Bryce Canyon is a
collection of towers, steeples and tunnels washed into the soft yellow sandstone
by wind and rain. It glows in the sun like heaps of lost gold. Everyone who visits is forced into metaphor overload as they search for
ways of describing it. Sue suggested it looked like a big... big... castle with battlements and everything,
indicating that they don't go into poetic nonsense down in Oz.
It seemed to me that
the lost souls of hell were reaching up through a primal golden ooze to send their last scream of
penitence toward heaven before being petrified in eternal lamentation... but decided that Oz practicality
might think me a fairy, and said instead that it looked like nature's biggest spitball collection.
I wondered if after a hundred years more natural attrition it might become nature's biggest
yellow sludge pit.
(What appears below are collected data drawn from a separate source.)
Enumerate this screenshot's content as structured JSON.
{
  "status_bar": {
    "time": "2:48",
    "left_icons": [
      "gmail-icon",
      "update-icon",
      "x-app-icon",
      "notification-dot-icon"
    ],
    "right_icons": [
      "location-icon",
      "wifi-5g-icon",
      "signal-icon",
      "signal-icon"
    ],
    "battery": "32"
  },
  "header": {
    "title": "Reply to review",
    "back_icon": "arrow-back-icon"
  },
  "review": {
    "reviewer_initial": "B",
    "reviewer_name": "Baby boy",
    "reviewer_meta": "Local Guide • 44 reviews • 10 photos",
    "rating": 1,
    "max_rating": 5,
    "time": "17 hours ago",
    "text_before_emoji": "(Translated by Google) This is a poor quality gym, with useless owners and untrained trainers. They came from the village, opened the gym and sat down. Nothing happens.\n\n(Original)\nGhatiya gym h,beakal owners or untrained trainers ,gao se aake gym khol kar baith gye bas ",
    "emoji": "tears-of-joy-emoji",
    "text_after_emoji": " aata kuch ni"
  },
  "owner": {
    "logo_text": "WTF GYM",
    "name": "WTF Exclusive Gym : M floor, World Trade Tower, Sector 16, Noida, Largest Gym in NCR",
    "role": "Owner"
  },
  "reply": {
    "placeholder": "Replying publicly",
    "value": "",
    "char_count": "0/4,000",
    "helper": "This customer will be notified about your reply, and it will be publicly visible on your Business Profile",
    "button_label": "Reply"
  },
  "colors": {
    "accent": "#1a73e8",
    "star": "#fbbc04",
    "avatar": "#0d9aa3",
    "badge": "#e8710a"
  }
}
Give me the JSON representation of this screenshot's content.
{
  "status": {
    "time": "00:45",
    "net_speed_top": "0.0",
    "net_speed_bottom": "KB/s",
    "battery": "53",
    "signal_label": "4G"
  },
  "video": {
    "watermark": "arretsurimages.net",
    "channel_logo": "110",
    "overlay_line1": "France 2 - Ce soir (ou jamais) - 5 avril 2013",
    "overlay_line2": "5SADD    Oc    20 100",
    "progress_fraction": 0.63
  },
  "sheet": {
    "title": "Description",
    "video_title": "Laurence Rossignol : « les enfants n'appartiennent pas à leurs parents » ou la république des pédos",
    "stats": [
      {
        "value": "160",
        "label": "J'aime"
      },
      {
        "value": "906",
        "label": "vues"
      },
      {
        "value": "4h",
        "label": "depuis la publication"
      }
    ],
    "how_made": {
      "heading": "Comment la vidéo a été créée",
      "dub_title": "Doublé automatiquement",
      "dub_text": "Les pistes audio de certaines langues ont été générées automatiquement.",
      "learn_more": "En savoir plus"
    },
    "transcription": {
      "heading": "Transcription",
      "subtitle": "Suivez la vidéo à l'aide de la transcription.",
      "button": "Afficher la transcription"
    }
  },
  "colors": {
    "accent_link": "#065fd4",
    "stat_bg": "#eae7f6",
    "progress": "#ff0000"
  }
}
Who knows.
Zion
Our final hike was in Zion National Park, an area of soaring sandstone cliffs, the highest in the world.
We wandered up Angel's Landing, a 500m sandstone monolith that rose like a defiant fist from the valley floor.
We pulled ourselves up by chains from the knife edged snake path to reach our final summit. We dangled our feet over the edge at the top and stared straight down the cliffs. All around the weathered red and yellow rock looked like confectionery. I had to resist the impulse to jump across the mile wide gap and break a piece off for a quick snack.
Skies above Utah
What was there to expect from Utah? All I had known was that this was the land of the mormons,
and Indians in the south. A land of religion and spirituality. Having seen it, I'm not suprised.
The land lifts you. It has power, depth to humble the greatest will, and then lift you, following the
vast fingers of stone, up, up to the vast enveloping sky, blue and purple, and dark within
a thousand stars, and wonder what might lie beyond.